The independent review into the National Disability Insurance Scheme heard from more than 10,000 people with lived experience of disability or an interest in the support sector. Carried out by one of the scheme's original architects Professor Bruce Bonyhady and former senior public servant Lisa Paul, it was tasked with delivering reform to ensure viability into the future and tackle problems such as fraud, inequity and slow service delivery.
Minister for the NDIS Bill Shorten told the National Press Club it was time for a reboot.
"The National Disability Insurance Scheme is here to stay. It is not going away. But we need to get it back on track."
The scheme, designed to deliver support services to people with disabilities through individualised funding, is threatening to cost the government nearly $100 billion within a decade.
For Briana Blackett, whose teenage sons Max and Fred, both have autism, it's impossible to put a dollar value on meaningful support.
"And it can be quite upsetting to hear people talking about the disability community in a way that just has a price tag attached to it rather than looking at the value that kids like mine bring into my life and those around them and then to the broader community."
Her family at times found the scheme inconsistent, slow and difficult to navigate.
But she says the support her sons received has been life changing.
"Without the NDIS we were effectively living under lockdown. So if you remember what that was like. We had trouble accessing the community. Even leaving the house to go shopping was like a military operation. And we really needed support to do basic things."
One of the biggest recommendations from the review is to expand disability support beyond the NDIS.
The review says the government has become too reliant on the scheme, and recommends the creation of foundational supports for all Australians with disability regardless of whether they are on the NDIS.
Some of these additional supports would be provided through schools and childcare centres, and half their costs would be funded by the states.
It's a proposal welcomed, like much of the review, by a number of disability advocacy organisations at a joint media conference in Canberra.
People With Disability Australia President Nicole Lee.

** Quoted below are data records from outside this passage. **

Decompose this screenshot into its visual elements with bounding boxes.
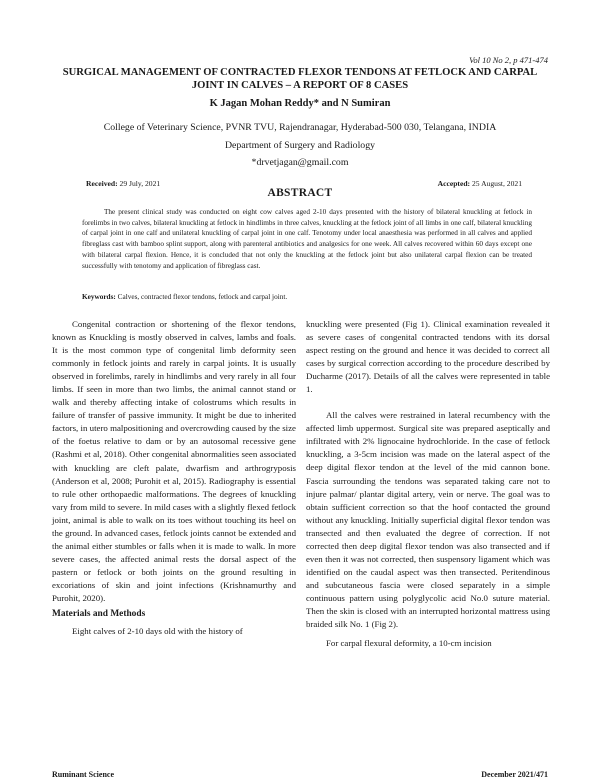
cases-paragraph: knuckling were presented (Fig 1). Clinical examination revealed it as severe cases of congenital contracted tendons with its dorsal aspect resting on the ground and hence it was decided to correct all cases by surgical correction according to the procedure described by Ducharme (2017). Details of all the calves were represented in table 1. [306, 319, 550, 395]
methods-paragraph: Eight calves of 2-10 days old with the history of [72, 626, 243, 637]
received-date: Received: 29 July, 2021 [86, 179, 161, 188]
author-email: *drvetjagan@gmail.com [251, 157, 349, 168]
authors: K Jagan Mohan Reddy* and N Sumiran [209, 98, 391, 109]
methods-heading: Materials and Methods [52, 609, 146, 620]
page-number: December 2021/471 [481, 770, 548, 779]
right-column [306, 318, 550, 650]
volume-info: Vol 10 No 2, p 471-474 [469, 55, 548, 65]
left-column [52, 318, 296, 638]
abstract-text: The present clinical study was conducted on eight cow calves aged 2-10 days presented with the history of bilateral knuckling at fetlock in forelimbs in two calves, bilateral knuckling at fetlock in hindlimbs in three calves, knuckling at the fetlock joint of all limbs in one calf, bilateral knuckling of carpal joint in one calf and unilateral knuckling of carpal joint in one calf. Tenotomy under local anaesthesia was performed in all calves and applied fibreglass cast with bamboo splint support, along with parenteral antibiotics and analgesics for one week. All calves recovered within 60 days except one with bilateral carpal flexion. Hence, it is concluded that not only the knuckling at the fetlock joint but also unilateral carpal flexion can be treated successfully with tenotomy and application of fibreglass cast. [82, 208, 532, 270]
abstract-heading: ABSTRACT [267, 187, 333, 199]
journal-name: Ruminant Science [52, 770, 114, 779]
carpal-paragraph: For carpal flexural deformity, a 10-cm incision [326, 638, 492, 649]
intro-paragraph: Congenital contraction or shortening of the flexor tendons, known as Knuckling is mostly observed in calves, lambs and foals. It is the most common type of congenital limb deformity seen commonly in fetlock joints and rarely in carpal joints. It is usually observed in forelimbs, rarely in hindlimbs and very rarely in all four limbs. If seen in more than two limbs, the animal cannot stand or walk and thereby affecting intake of colostrums which results in failure of transfer of passive immunity. It might be due to inherited factors, in utero malpositioning and overcrowding caused by the size of the foetus relative to dam or by an autosomal recessive gene (Rashmi et al, 2018). Other congenital abnormalities seen associated with knuckling are cleft palate, dwarfism and arthrogryposis (Anderson et al, 2008; Purohit et al, 2015). Radiography is essential to rule other orthopaedic malformations. The degrees of knuckling vary from mild to severe. In mild cases with a slightly flexed fetlock joint, animal is able to walk on its toes without touching its heel on the ground. In advanced cases, fetlock joints cannot be extended and the animal either stumbles or falls when it is made to walk. In more severe cases, the affected animal rests the dorsal aspect of the pastern or fetlock or both joints on the ground resulting in excoriations of skin and joint infections (Krishnamurthy and Purohit, 2020). [52, 319, 296, 603]
keywords: Keywords: Calves, contracted flexor tendons, fetlock and carpal joint. [82, 293, 288, 301]
accepted-date: Accepted: 25 August, 2021 [437, 179, 522, 188]
affiliation-college: College of Veterinary Science, PVNR TVU, Rajendranagar, Hyderabad-500 030, Telangana, INDIA [103, 122, 497, 133]
affiliation-department: Department of Surgery and Radiology [224, 140, 375, 151]
article-title: SURGICAL MANAGEMENT OF CONTRACTED FLEXOR TENDONS AT FETLOCK AND CARPAL JOINT IN CALVES – A REPORT OF 8 CASES [62, 67, 538, 91]
surgery-paragraph: All the calves were restrained in lateral recumbency with the affected limb uppermost. Surgical site was prepared aseptically and infiltrated with 2% lignocaine hydrochloride. In the case of fetlock knuckling, a 3-5cm incision was made on the lateral aspect of the deep digital flexor tendon at the level of the mid cannon bone. Fascia surrounding the tendons was separated taking care not to injure palmar/ plantar digital artery, vein or nerve. The goal was to obtain sufficient correction so that the hoof contacted the ground without any knuckling. Initially superficial digital flexor tendon was transected and then evaluated the degree of correction. If not corrected then deep digital flexor tendon was also transected and if even then it was not corrected, then suspensory ligament which was identified on the caudal aspect was then transected. Peritendinous and subcutaneous fascia were closed separately in a simple continuous pattern using polyglycolic acid No.0 suture material. Then the skin is closed with an interrupted horizontal mattress using braided silk No. 1 (Fig 2). [306, 410, 550, 630]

"You know, foundational supports don't just benefit people with disability, they benefit people who sit outside the scheme, they benefit everyone in the community. Whilst the foundational supports is a really big piece, we also understand there's a lot of nuance that needs to be worked out in the details of how that's going to happen. It's not going to happen overnight. We understand that this is going to take significant time, investment and planning to actually implement."
About 9 per cent of Australian children aged five to seven are currently on the scheme and nearly double that experience learning difficulties or developmental delays.

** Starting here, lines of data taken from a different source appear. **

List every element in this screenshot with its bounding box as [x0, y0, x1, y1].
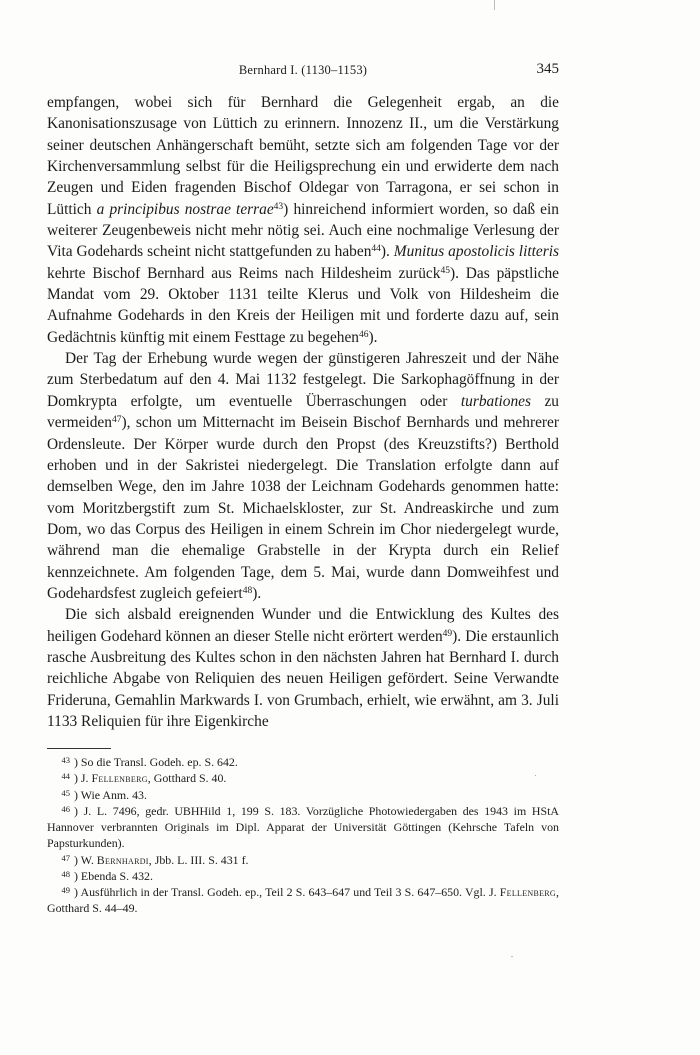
italic-latin-term: turbationes: [460, 392, 531, 410]
italic-latin-quote: a principibus nostrae terrae: [96, 200, 274, 218]
footnote-49: $^{49}$ ) Ausführlich in der Transl. Godeh. ep., Teil 2 S. 643–647 und Teil 3 S. 647–650. Vgl. J. Fellenberg, Gotthard S. 44–49.: [47, 885, 559, 916]
footnote-ref-49[interactable]: 49: [442, 628, 453, 639]
text-span: zu vermeiden: [47, 392, 560, 432]
footnote-ref-46[interactable]: 46: [359, 329, 369, 340]
paragraph-3: [47, 604, 559, 732]
footnote-text: ) Wie Anm. 43.: [74, 787, 147, 802]
text-span: ).: [380, 243, 394, 261]
footnote-text: , Jbb. L. III. S. 431 f.: [148, 852, 249, 867]
text-span: Die sich alsbald ereignenden Wunder und die Entwicklung des Kultes des heiligen Godehard können an dieser Stelle nicht erörtert werden: [47, 606, 559, 645]
footnote-ref-44[interactable]: 44: [371, 244, 381, 255]
footnote-47: $^{47}$ ) W. Bernhardi, Jbb. L. III. S. 431 f.: [61, 852, 249, 867]
footnote-text: , Gotthard S. 44–49.: [47, 885, 559, 916]
footnote-ref-48[interactable]: 48: [242, 585, 253, 596]
footnote-text: ) Ebenda S. 432.: [74, 868, 153, 883]
footnotes: [47, 754, 559, 917]
footnote-text: ) W.: [74, 852, 97, 867]
text-span: ), schon um Mitternacht im Beisein Bischof Bernhards und mehrerer Ordensleute. Der Körper wurde durch den Propst (des Kreuzstifts?) Berthold erhoben und in der Sakristei niedergelegt. Die Translation erfolgte dann auf demselben Wege, den im Jahre 1038 der Leichnam Godehards genommen hatte: vom Moritzbergstift zum St. Michaelskloster, zur St. Andreaskirche und zum Dom, wo das Corpus des Heiligen in einem Schrein im Chor niedergelegt wurde, während man die ehemalige Grabstelle in der Krypta durch ein Relief kennzeichnete. Am folgenden Tage, dem 5. Mai, wurde dann Domweihfest und Godehardsfest zugleich gefeiert: [47, 414, 559, 602]
footnote-text: ) J.: [74, 771, 92, 786]
footnote-46: $^{46}$ ) J. L. 7496, gedr. UBHHild 1, 199 S. 183. Vorzügliche Photowiedergaben des 1943 im HStA Hannover verbrannten Originals im Dipl. Apparat der Universität Göttingen (Kehrsche Tafeln von Papsturkunden).: [47, 803, 559, 851]
page-header: [47, 62, 559, 82]
italic-latin-quote: Munitus apostolicis litteris: [393, 243, 559, 261]
running-title: Bernhard I. (1130–1153): [238, 63, 368, 77]
text-span: ). Die erstaunlich rasche Ausbreitung des Kultes schon in den nächsten Jahren hat Bernhard I. durch reichliche Abgabe von Reliquien des neuen Heiligen gefördert. Seine Verwandte Frideruna, Gemahlin Markwards I. von Grumbach, erhielt, wie erwähnt, am 3. Juli 1133 Reliquien für ihre Eigenkirche: [47, 627, 559, 730]
footnote-text: ) So die Transl. Godeh. ep. S. 642.: [74, 755, 238, 769]
footnote-ref-47[interactable]: 47: [111, 415, 122, 426]
footnote-43: $^{43}$ ) So die Transl. Godeh. ep. S. 642.: [61, 755, 238, 769]
footnote-separator: [47, 748, 111, 749]
footnote-ref-45[interactable]: 45: [440, 265, 450, 276]
footnote-44: $^{44}$ ) J. Fellenberg, Gotthard S. 40.: [61, 771, 227, 786]
author-name: Fellenberg: [499, 885, 557, 899]
text-span: ).: [252, 584, 262, 602]
paragraph-2: [47, 348, 559, 604]
text-span: ) hinreichend informiert worden, so daß ein weiterer Zeugenbeweis nicht mehr nötig sei. Auch eine nochmalige Verlesung der Vita Godehards scheint nicht stattgefunden zu haben: [47, 200, 559, 261]
footnote-text: ) J. L. 7496, gedr. UBHHild 1, 199 S. 183. Vorzügliche Photowiedergaben des 1943 im HStA Hannover verbrannten Originals im Dipl. Apparat der Universität Göttingen (Kehrsche Tafeln von Papsturkunden).: [47, 803, 559, 851]
author-name: Fellenberg: [91, 771, 148, 786]
footnote-45: $^{45}$ ) Wie Anm. 43.: [61, 787, 147, 802]
footnote-text: ) Ausführlich in der Transl. Godeh. ep., Teil 2 S. 643–647 und Teil 3 S. 647–650. Vgl. J.: [74, 885, 500, 899]
text-span: ).: [368, 328, 378, 346]
author-name: Bernhardi: [96, 852, 149, 867]
body-text: [47, 92, 559, 732]
page-number: 345: [536, 61, 559, 77]
paragraph-1: [47, 92, 559, 348]
footnote-ref-43[interactable]: 43: [273, 201, 284, 212]
text-span: empfangen, wobei sich für Bernhard die Gelegenheit ergab, an die Kanonisationszusage von Lüttich zu erinnern. Innozenz II., um die Verstärkung seiner deutschen Anhängerschaft bemüht, setzte sich am folgenden Tage vor der Kirchenversammlung selbst für die Heiligsprechung ein und erwiderte dem nach Zeugen und Eiden fragenden Bischof Oldegar von Tarragona, er sei schon in Lüttich: [47, 94, 559, 218]
text-span: kehrte Bischof Bernhard aus Reims nach Hildesheim zurück: [47, 264, 441, 282]
text-span: Der Tag der Erhebung wurde wegen der günstigeren Jahreszeit und der Nähe zum Sterbedatum auf den 4. Mai 1132 festgelegt. Die Sarkophagöffnung in der Domkrypta erfolgte, um eventuelle Überraschungen oder: [47, 350, 559, 410]
paper-speck: [511, 956, 513, 957]
footnote-text: , Gotthard S. 40.: [147, 771, 227, 786]
footnote-48: $^{48}$ ) Ebenda S. 432.: [61, 868, 153, 883]
text-span: ). Das päpstliche Mandat vom 29. Oktober 1131 teilte Klerus und Volk von Hildesheim die Aufnahme Godehards in den Kreis der Heiligen mit und forderte dazu auf, sein Gedächtnis künftig mit einem Festtage zu begehen: [47, 264, 559, 346]
margin-mark: [494, 0, 495, 10]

The review recommends the removal of automatic access to the scheme based on a diagnosis such as autism, in favour of access based on impairments to a participant's daily life.
Bill Shorten again.
"In the in past, people were getting on the scheme by diagnosis alone, to in some cases, parental diagnosis. We want to meet the person who is to go on the scheme and see what the impact of their diagnosis is having on their daily life. There's no point saying to someone we'll give them 40 hours a week if that's not beneficial. We want to make sure every Australian child who has a developmental delay gets on the radar."

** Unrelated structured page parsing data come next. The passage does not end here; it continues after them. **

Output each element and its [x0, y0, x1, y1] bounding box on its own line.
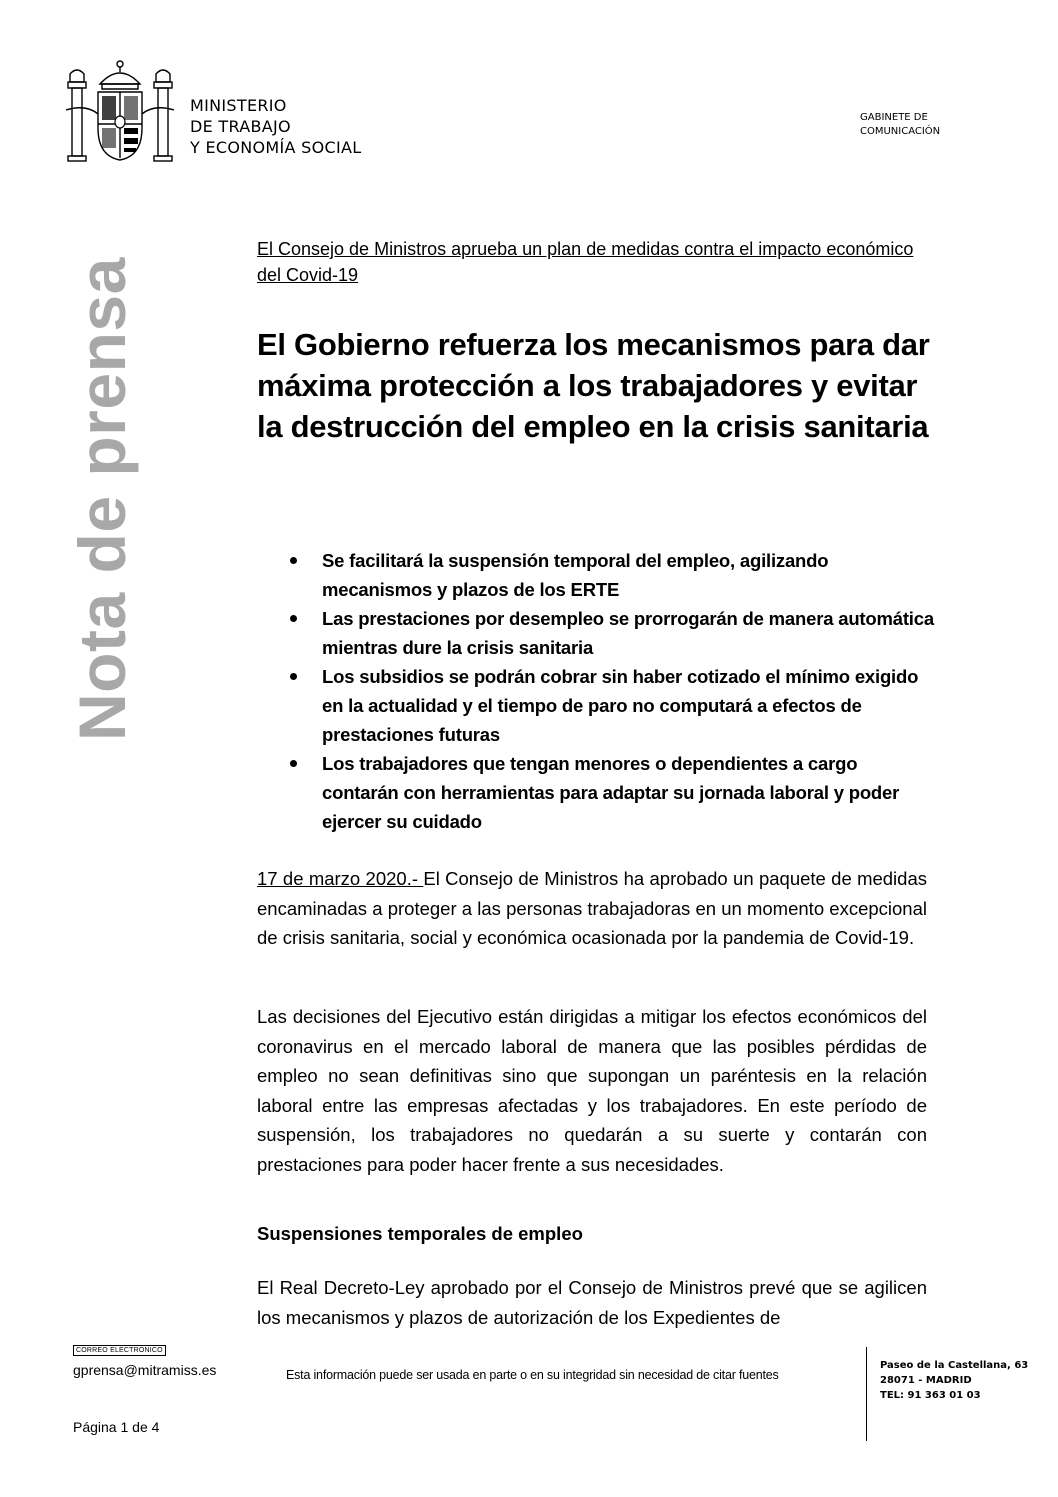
highlight-item: Se facilitará la suspensión temporal del empleo, agilizando mecanismos y plazos de los ERTE: [288, 546, 938, 604]
email-label: CORREO ELECTRÓNICO: [73, 1345, 166, 1356]
usage-disclaimer: Esta información puede ser usada en parte o en su integridad sin necesidad de citar fuentes: [286, 1368, 779, 1382]
highlight-item: Los trabajadores que tengan menores o dependientes a cargo contarán con herramientas para adaptar su jornada laboral y poder ejercer su cuidado: [288, 749, 938, 836]
department-line: COMUNICACIÓN: [860, 126, 941, 137]
contact-email[interactable]: gprensa@mitramiss.es: [73, 1362, 217, 1378]
highlights-list: [288, 546, 938, 836]
address-line: TEL: 91 363 01 03: [880, 1390, 981, 1401]
article-headline: El Gobierno refuerza los mecanismos para dar máxima protección a los trabajadores y evitar la destrucción del empleo en la crisis sanitaria: [257, 327, 930, 444]
ministry-line: MINISTERIO: [190, 96, 287, 115]
paragraph-text: El Consejo de Ministros ha aprobado un paquete de medidas encaminadas a proteger a las personas trabajadoras en un momento excepcional de crisis sanitaria, social y económica ocasionada por la pandemia de Covid-19.: [257, 868, 927, 948]
address-line: 28071 - MADRID: [880, 1375, 972, 1386]
postal-address: [880, 1358, 1028, 1403]
paragraph: [257, 864, 927, 953]
highlight-item: Los subsidios se podrán cobrar sin haber cotizado el mínimo exigido en la actualidad y el tiempo de paro no computará a efectos de prestaciones futuras: [288, 662, 938, 749]
spanish-coat-of-arms-icon: [64, 58, 176, 164]
paragraph: El Real Decreto-Ley aprobado por el Consejo de Ministros prevé que se agilicen los mecanismos y plazos de autorización de los Expedientes de: [257, 1277, 927, 1328]
highlight-item: Las prestaciones por desempleo se prorrogarán de manera automática mientras dure la crisis sanitaria: [288, 604, 938, 662]
section-heading: Suspensiones temporales de empleo: [257, 1223, 583, 1244]
paragraph: Las decisiones del Ejecutivo están dirigidas a mitigar los efectos económicos del coronavirus en el mercado laboral de manera que las posibles pérdidas de empleo no sean definitivas sino que supongan un paréntesis en la relación laboral entre las empresas afectadas y los trabajadores. En este período de suspensión, los trabajadores no quedarán a su suerte y contarán con prestaciones para poder hacer frente a sus necesidades.: [257, 1006, 927, 1175]
date-lead: 17 de marzo 2020.-: [257, 868, 424, 889]
department-line: GABINETE DE: [860, 112, 928, 123]
ministry-name: [190, 95, 361, 158]
article-subtitle: El Consejo de Ministros aprueba un plan de medidas contra el impacto económico del Covid-19: [257, 239, 914, 285]
footer-divider: [866, 1347, 867, 1441]
press-release-side-label: Nota de prensa: [65, 257, 139, 741]
page-number: Página 1 de 4: [73, 1419, 160, 1435]
address-line: Paseo de la Castellana, 63: [880, 1360, 1029, 1371]
ministry-line: DE TRABAJO: [190, 117, 291, 136]
department-label: [860, 111, 940, 139]
ministry-line: Y ECONOMÍA SOCIAL: [190, 138, 362, 157]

CEO of Autism Awareness Australia Nicole Rogerson has some reservations about the proposed changes.
"What we do know is the government has determined that there are too many children in this scheme, and that for some of those children, they would be better supported outside the NDIS, and hence they're going to shift that cost over to the states. But at the moment, we just don't know whether the states are ready to pick up that ball and run with it."
Other recommendations include better measures to help users navigate the scheme, greater oversight of service providers, and a new approach to psychosocial disabilities.
The review also seeks to address the issue of workforce shortages by ensuring ongoing professional training, and allowing workers to transfer leave and superannuation entitlements between jobs.
Angus McFarland from the NSW and ACT Australian Services Union says the changes will help retain and educate support workers.
"The NDIS review is a bit of an early Christmas present for workers, I think, in the NDIS. Because they have been calling for a long time for more support for them so that people with disability can then get the best possible disability support."
Dwayne Cranfield, CEO of the National Ethnic Disability Alliance says any reform to the NDIS needs to ensure it is widely accessible.
"Culturally and linguistically diverse people make up 20 to 21 per cent of the cohort of the NDIA and currently we have a buy-in of that community of about 9 per cent. It's important that these messages and these changes are accessible to all Australians, but accessible to those people have issues with culture, language, and communication."